# Snowmobiling on Golf Courses



## lmholmes11 (Nov 12, 2008)

Can anyone tell me if it is legal to snowmobile on Golf Courses in Michigan? I live in Kent Co. Thank you!


----------



## ESOX (Nov 20, 2000)

If you don't have the owners permission, it is tresspassing, hence illegal. Most golf courses won't give permission either.


----------



## 22 Chuck (Feb 2, 2006)

They cant afford thousand of repair every spring.


----------



## jondahighlander (Nov 10, 2008)

every sinlge golf course i know of would like to destroy snowmobiles due to the damage................jon


----------



## StiffNeckRob (Apr 19, 2007)

Don't give sledders a bad rap. 

Stay on the trail, if there is no trail and you don't have permission, don't go there. Period. 

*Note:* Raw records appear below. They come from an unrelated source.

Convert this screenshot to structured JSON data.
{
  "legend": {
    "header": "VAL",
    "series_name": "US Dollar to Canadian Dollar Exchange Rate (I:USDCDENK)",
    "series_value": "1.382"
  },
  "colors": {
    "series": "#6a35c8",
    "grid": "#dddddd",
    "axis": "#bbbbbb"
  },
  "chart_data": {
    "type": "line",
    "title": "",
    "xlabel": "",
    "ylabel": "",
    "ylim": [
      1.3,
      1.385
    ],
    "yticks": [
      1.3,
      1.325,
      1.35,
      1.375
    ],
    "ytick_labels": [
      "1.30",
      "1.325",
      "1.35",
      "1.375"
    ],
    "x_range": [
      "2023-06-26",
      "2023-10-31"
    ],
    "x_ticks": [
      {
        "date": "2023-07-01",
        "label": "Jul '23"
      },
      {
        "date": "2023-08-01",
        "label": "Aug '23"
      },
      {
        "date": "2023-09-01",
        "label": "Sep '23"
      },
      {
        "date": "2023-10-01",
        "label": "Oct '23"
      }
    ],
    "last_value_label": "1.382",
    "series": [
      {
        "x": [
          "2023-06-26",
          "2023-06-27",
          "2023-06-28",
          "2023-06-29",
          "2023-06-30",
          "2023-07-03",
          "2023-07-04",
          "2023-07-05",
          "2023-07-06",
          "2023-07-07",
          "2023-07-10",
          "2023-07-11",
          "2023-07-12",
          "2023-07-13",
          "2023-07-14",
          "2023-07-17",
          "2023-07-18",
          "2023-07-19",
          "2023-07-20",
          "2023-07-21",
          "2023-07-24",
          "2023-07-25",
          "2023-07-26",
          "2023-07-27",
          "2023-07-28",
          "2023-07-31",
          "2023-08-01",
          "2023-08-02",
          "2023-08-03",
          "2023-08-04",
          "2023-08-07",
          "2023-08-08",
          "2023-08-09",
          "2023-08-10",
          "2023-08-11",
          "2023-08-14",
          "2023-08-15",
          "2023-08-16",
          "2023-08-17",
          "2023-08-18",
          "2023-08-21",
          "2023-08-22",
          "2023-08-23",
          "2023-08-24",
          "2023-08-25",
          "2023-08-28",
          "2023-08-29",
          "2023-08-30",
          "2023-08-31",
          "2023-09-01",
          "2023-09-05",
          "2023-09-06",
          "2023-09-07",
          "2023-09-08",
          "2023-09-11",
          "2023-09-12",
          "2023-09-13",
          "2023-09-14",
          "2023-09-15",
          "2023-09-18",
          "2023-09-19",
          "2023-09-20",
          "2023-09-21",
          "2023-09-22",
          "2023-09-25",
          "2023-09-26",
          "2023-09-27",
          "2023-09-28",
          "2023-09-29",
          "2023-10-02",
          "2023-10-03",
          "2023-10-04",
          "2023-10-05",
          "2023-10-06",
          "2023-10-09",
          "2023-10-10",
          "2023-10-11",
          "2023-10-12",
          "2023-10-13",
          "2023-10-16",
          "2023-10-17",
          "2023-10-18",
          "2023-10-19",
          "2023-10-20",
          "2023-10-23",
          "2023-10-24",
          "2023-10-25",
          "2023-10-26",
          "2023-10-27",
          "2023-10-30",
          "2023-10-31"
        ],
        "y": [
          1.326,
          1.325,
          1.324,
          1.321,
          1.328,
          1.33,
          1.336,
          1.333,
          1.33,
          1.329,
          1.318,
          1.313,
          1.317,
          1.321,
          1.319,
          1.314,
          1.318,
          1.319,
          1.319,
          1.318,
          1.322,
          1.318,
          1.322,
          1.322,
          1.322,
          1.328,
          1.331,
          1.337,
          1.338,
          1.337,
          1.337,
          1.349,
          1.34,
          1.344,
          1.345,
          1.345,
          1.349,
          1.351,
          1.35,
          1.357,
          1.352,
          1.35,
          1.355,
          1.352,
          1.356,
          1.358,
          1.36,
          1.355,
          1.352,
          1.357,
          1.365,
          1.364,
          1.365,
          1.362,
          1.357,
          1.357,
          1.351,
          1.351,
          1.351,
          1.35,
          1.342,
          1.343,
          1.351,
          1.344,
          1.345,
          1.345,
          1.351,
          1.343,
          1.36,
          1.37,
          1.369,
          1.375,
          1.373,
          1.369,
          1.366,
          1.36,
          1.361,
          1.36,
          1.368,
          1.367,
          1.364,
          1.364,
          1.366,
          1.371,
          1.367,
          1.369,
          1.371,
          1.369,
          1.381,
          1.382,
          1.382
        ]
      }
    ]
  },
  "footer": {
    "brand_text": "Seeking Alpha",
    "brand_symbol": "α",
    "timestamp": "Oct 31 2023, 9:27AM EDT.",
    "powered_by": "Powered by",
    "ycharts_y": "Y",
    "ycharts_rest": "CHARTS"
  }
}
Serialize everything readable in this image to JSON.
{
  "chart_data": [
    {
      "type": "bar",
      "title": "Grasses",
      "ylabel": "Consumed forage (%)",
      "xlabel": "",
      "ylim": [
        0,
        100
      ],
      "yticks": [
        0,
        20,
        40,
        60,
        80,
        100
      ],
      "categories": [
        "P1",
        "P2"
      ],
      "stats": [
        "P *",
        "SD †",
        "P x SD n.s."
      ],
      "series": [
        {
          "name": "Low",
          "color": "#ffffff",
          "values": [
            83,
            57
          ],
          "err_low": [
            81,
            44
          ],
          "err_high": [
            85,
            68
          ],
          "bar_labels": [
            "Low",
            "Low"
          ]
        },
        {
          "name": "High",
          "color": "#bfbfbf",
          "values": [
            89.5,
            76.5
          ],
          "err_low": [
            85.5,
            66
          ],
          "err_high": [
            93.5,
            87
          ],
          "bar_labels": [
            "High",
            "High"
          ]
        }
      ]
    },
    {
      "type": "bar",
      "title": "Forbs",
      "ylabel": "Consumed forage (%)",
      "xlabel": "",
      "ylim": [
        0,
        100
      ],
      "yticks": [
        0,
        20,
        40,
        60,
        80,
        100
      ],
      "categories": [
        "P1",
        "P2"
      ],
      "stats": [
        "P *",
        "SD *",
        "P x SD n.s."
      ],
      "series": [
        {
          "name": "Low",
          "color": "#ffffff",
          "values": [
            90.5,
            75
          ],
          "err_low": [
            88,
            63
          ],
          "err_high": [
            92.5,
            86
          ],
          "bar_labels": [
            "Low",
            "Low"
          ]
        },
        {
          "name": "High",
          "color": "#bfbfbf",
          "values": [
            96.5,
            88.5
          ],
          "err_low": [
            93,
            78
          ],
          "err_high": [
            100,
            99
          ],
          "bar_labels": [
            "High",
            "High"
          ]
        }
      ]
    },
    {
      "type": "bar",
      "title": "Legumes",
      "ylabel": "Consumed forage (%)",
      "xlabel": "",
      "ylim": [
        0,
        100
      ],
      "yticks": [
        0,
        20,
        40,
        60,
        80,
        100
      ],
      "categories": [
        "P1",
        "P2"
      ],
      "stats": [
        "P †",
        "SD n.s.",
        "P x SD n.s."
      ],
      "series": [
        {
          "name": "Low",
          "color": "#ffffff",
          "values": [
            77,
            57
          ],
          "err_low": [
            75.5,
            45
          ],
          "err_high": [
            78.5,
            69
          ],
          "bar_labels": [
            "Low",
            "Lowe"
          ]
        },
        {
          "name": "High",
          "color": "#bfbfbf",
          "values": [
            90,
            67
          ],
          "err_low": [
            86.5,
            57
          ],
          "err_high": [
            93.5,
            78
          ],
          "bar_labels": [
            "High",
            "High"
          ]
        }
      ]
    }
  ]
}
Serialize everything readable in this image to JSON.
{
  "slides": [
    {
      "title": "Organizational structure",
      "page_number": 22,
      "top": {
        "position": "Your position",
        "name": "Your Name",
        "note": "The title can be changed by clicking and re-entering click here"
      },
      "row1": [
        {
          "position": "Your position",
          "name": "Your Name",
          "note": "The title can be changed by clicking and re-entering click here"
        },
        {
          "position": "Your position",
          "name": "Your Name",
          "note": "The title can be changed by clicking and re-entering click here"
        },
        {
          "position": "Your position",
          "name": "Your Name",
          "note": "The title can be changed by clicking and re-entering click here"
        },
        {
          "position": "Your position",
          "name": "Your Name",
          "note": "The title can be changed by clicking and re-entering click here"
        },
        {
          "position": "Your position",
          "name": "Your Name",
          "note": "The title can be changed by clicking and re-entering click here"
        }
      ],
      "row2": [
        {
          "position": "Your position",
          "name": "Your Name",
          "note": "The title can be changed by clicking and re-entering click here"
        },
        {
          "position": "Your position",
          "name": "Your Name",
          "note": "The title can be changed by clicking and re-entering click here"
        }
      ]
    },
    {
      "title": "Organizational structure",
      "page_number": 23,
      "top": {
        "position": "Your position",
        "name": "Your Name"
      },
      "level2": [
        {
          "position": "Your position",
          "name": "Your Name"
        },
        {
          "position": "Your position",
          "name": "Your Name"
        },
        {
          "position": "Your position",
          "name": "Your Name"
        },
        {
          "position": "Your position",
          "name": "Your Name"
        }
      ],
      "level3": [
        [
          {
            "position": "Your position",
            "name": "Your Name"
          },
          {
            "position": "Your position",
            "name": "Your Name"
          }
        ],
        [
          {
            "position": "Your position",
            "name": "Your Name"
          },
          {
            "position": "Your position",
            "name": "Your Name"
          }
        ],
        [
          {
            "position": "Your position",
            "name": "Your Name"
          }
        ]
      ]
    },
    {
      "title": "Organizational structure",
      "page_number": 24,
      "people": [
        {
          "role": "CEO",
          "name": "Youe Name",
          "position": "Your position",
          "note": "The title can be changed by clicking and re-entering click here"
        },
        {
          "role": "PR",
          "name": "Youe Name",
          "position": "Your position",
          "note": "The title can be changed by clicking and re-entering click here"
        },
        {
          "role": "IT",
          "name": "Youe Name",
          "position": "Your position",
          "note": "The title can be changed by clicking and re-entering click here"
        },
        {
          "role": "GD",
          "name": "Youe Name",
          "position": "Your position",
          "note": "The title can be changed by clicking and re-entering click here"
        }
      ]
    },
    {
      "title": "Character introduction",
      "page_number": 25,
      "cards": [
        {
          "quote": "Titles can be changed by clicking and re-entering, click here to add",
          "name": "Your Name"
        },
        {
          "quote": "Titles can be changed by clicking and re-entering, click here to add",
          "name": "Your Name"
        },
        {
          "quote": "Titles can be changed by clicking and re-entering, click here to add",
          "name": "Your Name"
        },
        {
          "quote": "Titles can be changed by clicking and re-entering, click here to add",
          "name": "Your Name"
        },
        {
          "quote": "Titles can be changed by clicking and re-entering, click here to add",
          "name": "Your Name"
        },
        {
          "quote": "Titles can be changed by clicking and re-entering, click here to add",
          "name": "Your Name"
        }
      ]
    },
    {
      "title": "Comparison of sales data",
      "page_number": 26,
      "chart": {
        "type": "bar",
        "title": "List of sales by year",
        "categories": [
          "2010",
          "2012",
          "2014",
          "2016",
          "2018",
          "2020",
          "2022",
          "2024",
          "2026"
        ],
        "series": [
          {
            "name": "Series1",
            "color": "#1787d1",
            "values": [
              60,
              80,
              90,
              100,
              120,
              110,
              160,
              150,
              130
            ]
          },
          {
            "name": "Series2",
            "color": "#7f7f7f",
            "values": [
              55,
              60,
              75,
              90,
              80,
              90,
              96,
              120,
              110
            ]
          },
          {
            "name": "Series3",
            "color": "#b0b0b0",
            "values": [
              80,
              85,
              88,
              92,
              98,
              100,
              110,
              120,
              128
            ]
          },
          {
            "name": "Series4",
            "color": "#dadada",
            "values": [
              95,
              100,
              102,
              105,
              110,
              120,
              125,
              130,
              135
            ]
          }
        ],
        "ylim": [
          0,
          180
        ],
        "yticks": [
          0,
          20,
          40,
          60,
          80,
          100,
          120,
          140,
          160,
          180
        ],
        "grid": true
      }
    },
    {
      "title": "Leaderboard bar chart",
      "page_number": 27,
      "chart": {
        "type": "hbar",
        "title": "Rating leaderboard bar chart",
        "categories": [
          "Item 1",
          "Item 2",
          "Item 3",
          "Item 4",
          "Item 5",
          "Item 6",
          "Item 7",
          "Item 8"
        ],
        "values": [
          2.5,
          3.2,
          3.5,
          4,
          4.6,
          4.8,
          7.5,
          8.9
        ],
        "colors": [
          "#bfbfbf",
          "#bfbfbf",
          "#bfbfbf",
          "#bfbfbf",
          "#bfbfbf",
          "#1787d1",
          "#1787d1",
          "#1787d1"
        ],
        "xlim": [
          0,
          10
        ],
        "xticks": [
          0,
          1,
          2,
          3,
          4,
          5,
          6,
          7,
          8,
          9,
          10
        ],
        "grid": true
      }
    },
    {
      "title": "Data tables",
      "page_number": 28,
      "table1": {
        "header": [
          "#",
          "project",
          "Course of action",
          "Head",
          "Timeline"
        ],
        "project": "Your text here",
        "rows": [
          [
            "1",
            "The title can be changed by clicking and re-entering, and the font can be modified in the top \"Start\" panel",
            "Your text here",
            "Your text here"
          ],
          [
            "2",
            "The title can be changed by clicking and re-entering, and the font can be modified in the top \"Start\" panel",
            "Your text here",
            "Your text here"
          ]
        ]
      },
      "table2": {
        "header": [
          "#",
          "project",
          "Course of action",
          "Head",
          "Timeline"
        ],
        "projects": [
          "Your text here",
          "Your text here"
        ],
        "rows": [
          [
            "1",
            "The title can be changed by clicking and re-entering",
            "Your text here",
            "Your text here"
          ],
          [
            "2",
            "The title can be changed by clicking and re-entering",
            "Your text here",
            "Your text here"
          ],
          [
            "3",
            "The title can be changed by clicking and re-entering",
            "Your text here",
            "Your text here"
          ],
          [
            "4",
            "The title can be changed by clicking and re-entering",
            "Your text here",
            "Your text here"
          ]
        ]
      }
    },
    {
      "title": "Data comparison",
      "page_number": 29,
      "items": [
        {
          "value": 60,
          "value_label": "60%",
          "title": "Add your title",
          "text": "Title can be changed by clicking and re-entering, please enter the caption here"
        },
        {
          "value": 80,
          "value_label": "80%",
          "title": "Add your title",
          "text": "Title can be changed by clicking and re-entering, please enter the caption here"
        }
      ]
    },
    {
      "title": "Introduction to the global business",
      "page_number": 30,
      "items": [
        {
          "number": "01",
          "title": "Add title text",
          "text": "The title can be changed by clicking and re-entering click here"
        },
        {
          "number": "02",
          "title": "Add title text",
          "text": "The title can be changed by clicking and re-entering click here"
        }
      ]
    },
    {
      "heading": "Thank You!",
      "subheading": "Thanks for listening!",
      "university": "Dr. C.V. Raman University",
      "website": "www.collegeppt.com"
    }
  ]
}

It's getting way too hard to get permission to route trails in this state as it is...


----------



## NATTY BUMPO (May 12, 2001)

lmholmes11 said:


> Can anyone tell me if it is legal to snowmobile on Golf Courses in Michigan? I live in Kent Co. Thank you!


 NO. 

I've worked at several courses and ALL of them prosecuted the trespassing snowmobilers.


----------



## plugger (Aug 8, 2001)

Would it be ok to run mud trucks on the course if it was just in the spring before they opened?


----------



## RoadKillCafe (Sep 24, 2007)

lmholmes11 said:


> Can anyone tell me if it is legal to snowmobile on Golf Courses in Michigan? I live in Kent Co. Thank you!


Only if you like showering with Bubba in the county lockup (I'll take your snowmobile though)


----------



## wally-eye (Oct 27, 2004)

Trespassing ticket for sure....


----------